Just like that perfect back-to-school outfit, there’s something about having a new look that can make you walk taller and feel more confident in front of potential investors.
Seize the opportunity to unpack your unique selling proposition and identify the needs of your ideal franchisee or franchisees. Then, invest in creating highly-tailored marketing materials and landing pages that meet them where they are and motivate them to move forward.
Pick a table
When you are the new kid, finding tablemates at lunchtime when you haven’t been friends since diaper days may seem impossible. But the impossible becomes possible when you focus on making one friend at a time. And so it is with franchising.
So, start by making sure the geographic footprint of your marketing is adequately narrow. A narrow market focus allows you to better service your new franchisees by clustering support and consumer advertising. At the same time, it allows you to spend more franchise marketing dollars where you want to open locations.
Virtually every form of media these days can be localized. Pay-per-click advertising —both on search engines and via social media—allows for very specific geographic targeting, as do most franchise advertising portals. Print media—whether you are using paid advertising or public relations—often has a local reach, and even national publications have regional editions. Trade and franchise shows are, by their very nature, going to pull largely from a local or regional base.
And, even search engine optimization can be optimized around regional keywords.
Aside from your geographic focus, consider honing in on the niche your concept occupies and narrowing the message accordingly. Trying to be “all things to all people” will result in a message that is muddled, and that will not light a fire under anyone.
As marketing guru Al Ries said, “the essence of positioning is sacrifice.” You cannot be both a high-end, trendy brand and a low-priced competitor. Knowing what you are not going to be is as important as knowing what you are.
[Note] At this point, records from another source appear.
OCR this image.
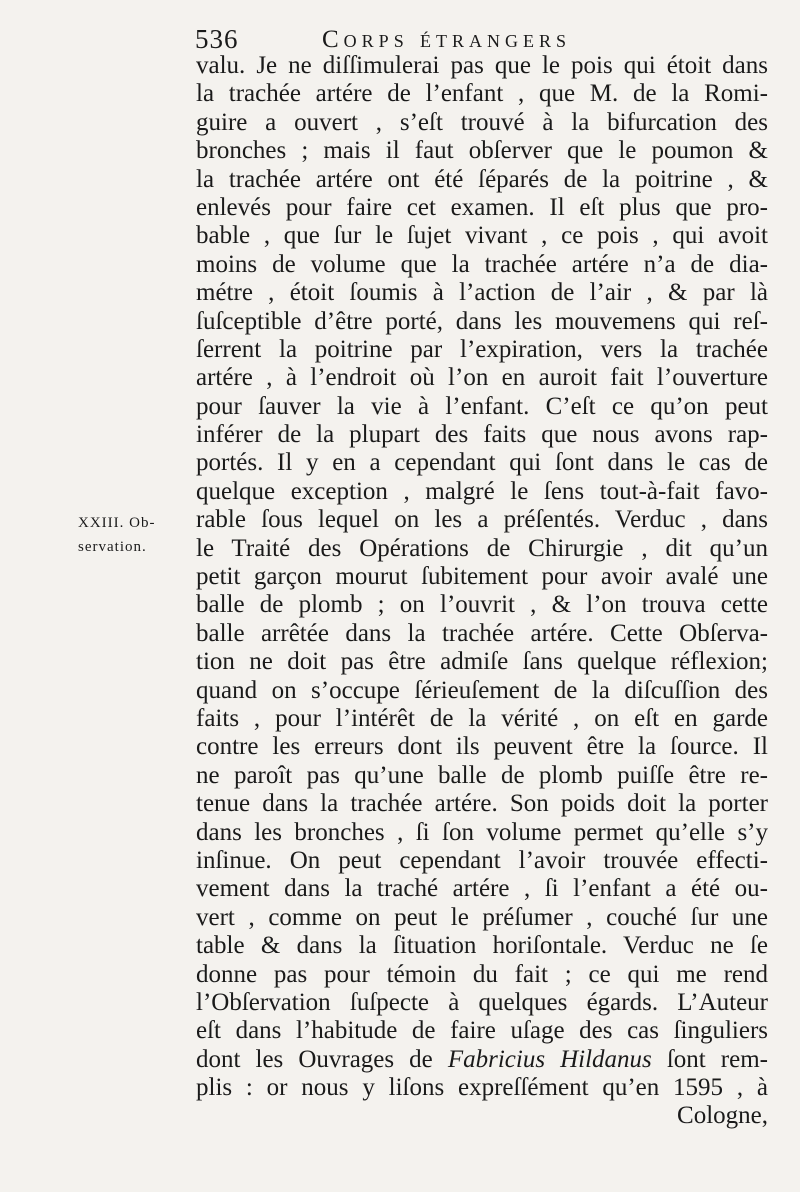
536	Corps étrangers
XXIII. Ob-
servation.
valu. Je ne diſſimulerai pas que le pois qui étoit dans
la trachée artére de l’enfant , que M. de la Romi-
guire a ouvert , s’eſt trouvé à la bifurcation des
bronches ; mais il faut obſerver que le poumon &
la trachée artére ont été ſéparés de la poitrine , &
enlevés pour faire cet examen. Il eſt plus que pro-
bable , que ſur le ſujet vivant , ce pois , qui avoit
moins de volume que la trachée artére n’a de dia-
métre , étoit ſoumis à l’action de l’air , & par là
ſuſceptible d’être porté, dans les mouvemens qui reſ-
ſerrent la poitrine par l’expiration, vers la trachée
artére , à l’endroit où l’on en auroit fait l’ouverture
pour ſauver la vie à l’enfant. C’eſt ce qu’on peut
inférer de la plupart des faits que nous avons rap-
portés. Il y en a cependant qui ſont dans le cas de
quelque exception , malgré le ſens tout-à-fait favo-
rable ſous lequel on les a préſentés. Verduc , dans
le Traité des Opérations de Chirurgie , dit qu’un
petit garçon mourut ſubitement pour avoir avalé une
balle de plomb ; on l’ouvrit , & l’on trouva cette
balle arrêtée dans la trachée artére. Cette Obſerva-
tion ne doit pas être admiſe ſans quelque réflexion;
quand on s’occupe ſérieuſement de la diſcuſſion des
faits , pour l’intérêt de la vérité , on eſt en garde
contre les erreurs dont ils peuvent être la ſource. Il
ne paroît pas qu’une balle de plomb puiſſe être re-
tenue dans la trachée artére. Son poids doit la porter
dans les bronches , ſi ſon volume permet qu’elle s’y
inſinue. On peut cependant l’avoir trouvée effecti-
vement dans la traché artére , ſi l’enfant a été ou-
vert , comme on peut le préſumer , couché ſur une
table & dans la ſituation horiſontale. Verduc ne ſe
donne pas pour témoin du fait ; ce qui me rend
l’Obſervation ſuſpecte à quelques égards. L’Auteur
eſt dans l’habitude de faire uſage des cas ſinguliers
dont les Ouvrages de Fabricius Hildanus ſont rem-
plis : or nous y liſons expreſſément qu’en 1595 , à
Cologne,
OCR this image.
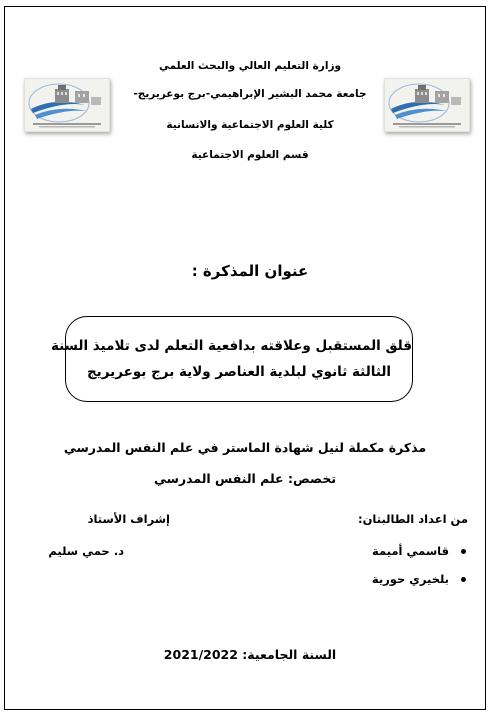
وزارة التعليم العالي والبحث العلمي
جامعة محمد البشير الإبراهيمي-برج بوعريريج-
كلية العلوم الاجتماعية والانسانية
قسم العلوم الاجتماعية
عنوان المذكرة :
قلق المستقبل وعلاقته بدافعية التعلم لدى تلاميذ السنة
الثالثة ثانوي لبلدية العناصر ولاية برج بوعريريج
مذكرة مكملة لنيل شهادة الماستر في علم النفس المدرسي
تخصص: علم النفس المدرسي
من اعداد الطالبتان:
إشراف الأستاذ
قاسمي أميمة
بلخيري حورية
د. حمي سليم
السنة الجامعية: 2021/2022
Whether you choose to sit at the “cool kids” table or with the chess club is not important. It is more important to pick one table and focus your attention there.
Choose your friends wisely
Given the ebbs and flows of student life, today’s schoolyard chums can become a distant memory weeks later. Not so in franchising.
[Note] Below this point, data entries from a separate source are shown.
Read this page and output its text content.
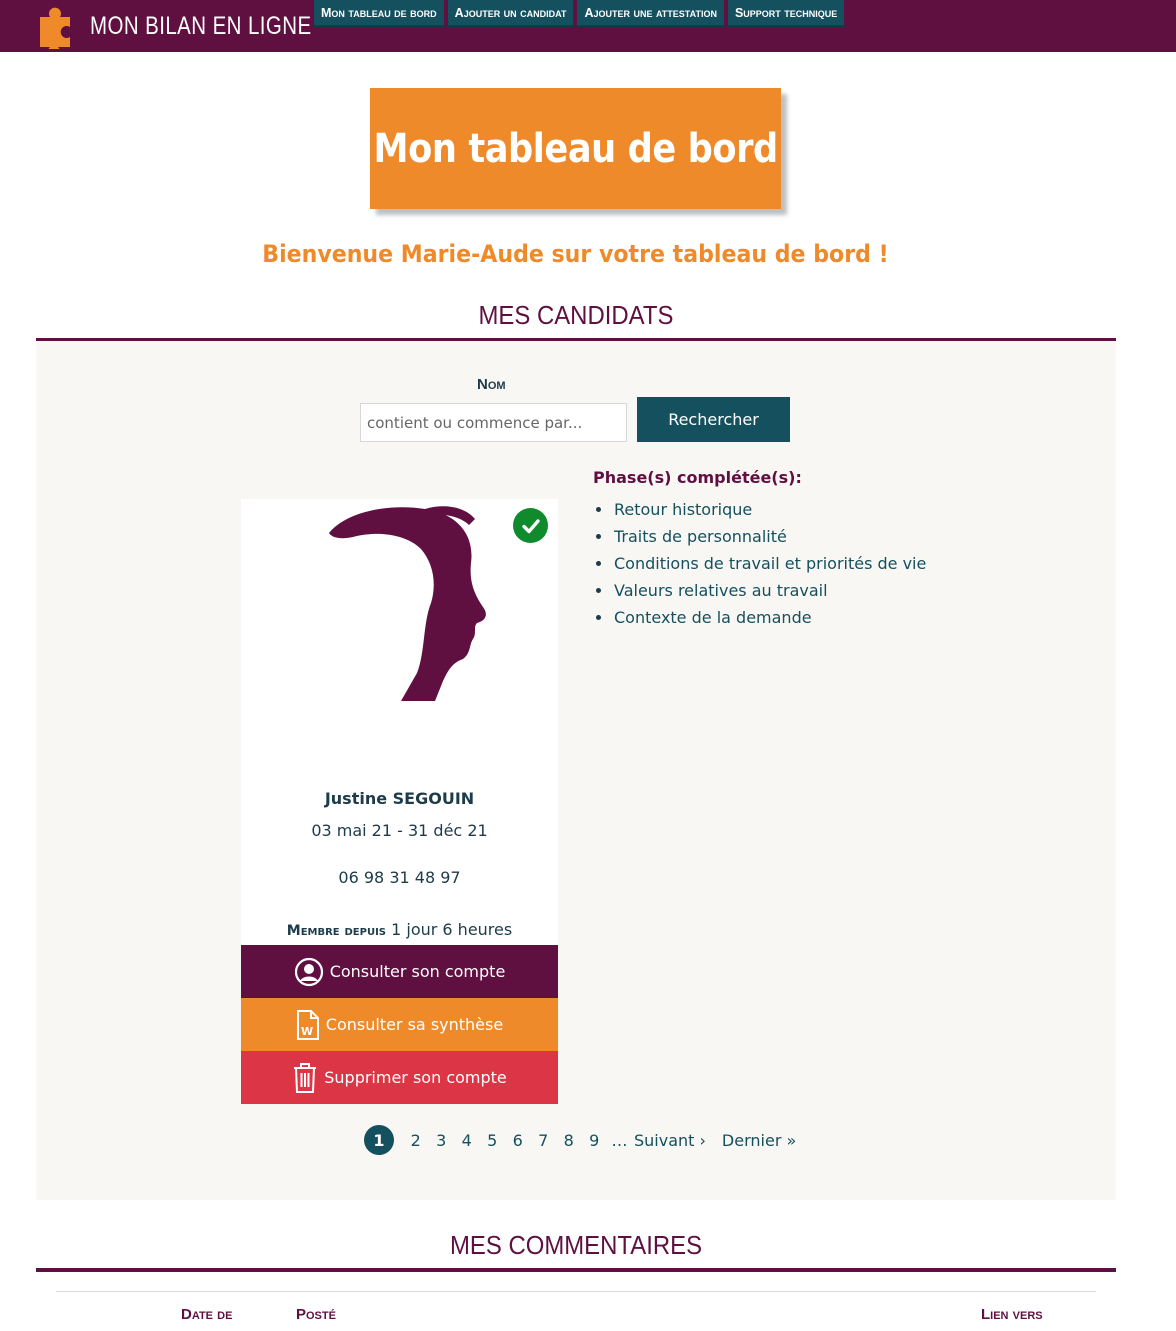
MON BILAN EN LIGNE Mon tableau de bord	Ajouter un candidat	Ajouter une attestation	Support technique
Mon tableau de bord
Bienvenue Marie-Aude sur votre tableau de bord !
MES CANDIDATS
Nom
contient ou commence par...
Rechercher
Justine SEGOUIN
03 mai 21 - 31 déc 21
06 98 31 48 97
Membre depuis 1 jour 6 heures
Consulter son compte
W Consulter sa synthèse
Supprimer son compte
Phase(s) complétée(s):
Retour historique
Traits de personnalité
Conditions de travail et priorités de vie
Valeurs relatives au travail
Contexte de la demande
1	2 3 4 5 6 7 8 9 … Suivant › Dernier »
MES COMMENTAIRES
Date de	Posté	Lien vers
Even if you are sitting at the right table, you run the risk of befriending someone who just is not a fit from the standpoint of skills, dedication and culture. And in franchising, it can be nearly impossible to shake the friends made in a state of First Day Desperation.
Your first friends won’t necessarily become your best friends. And, your first candidates won’t always make the best franchisees. Too many franchisors choose to award a franchise to the first prospect who will have them, then rue the decision for years afterward. Bound by contractual obligation for a set number of years, these franchisors are sometimes doomed to deal with delinquent, unenthusiastic or undercapitalized owners for the long haul.
The lesson here? Franchise growth is not a race, and the effects of hasty decision-making in this regard could potentially linger for years. So, try not to rush and choose well.
Take the time to properly vet candidates by asking thoughtful questions.
Note any characteristics, ideas or behaviors that demonstrate an inability or unwillingness to follow a system, work well with others, or act in a timely manner. By giving yourself ample time to observe, then act, you can boost the likelihood of finding a lifetime champion for your franchise brand.
A franchisor’s journey is full of firsts; however, the launch of a program is a defining moment indeed. Set a positive tone and pave the way for true growth by entering the market with an A-plus plan.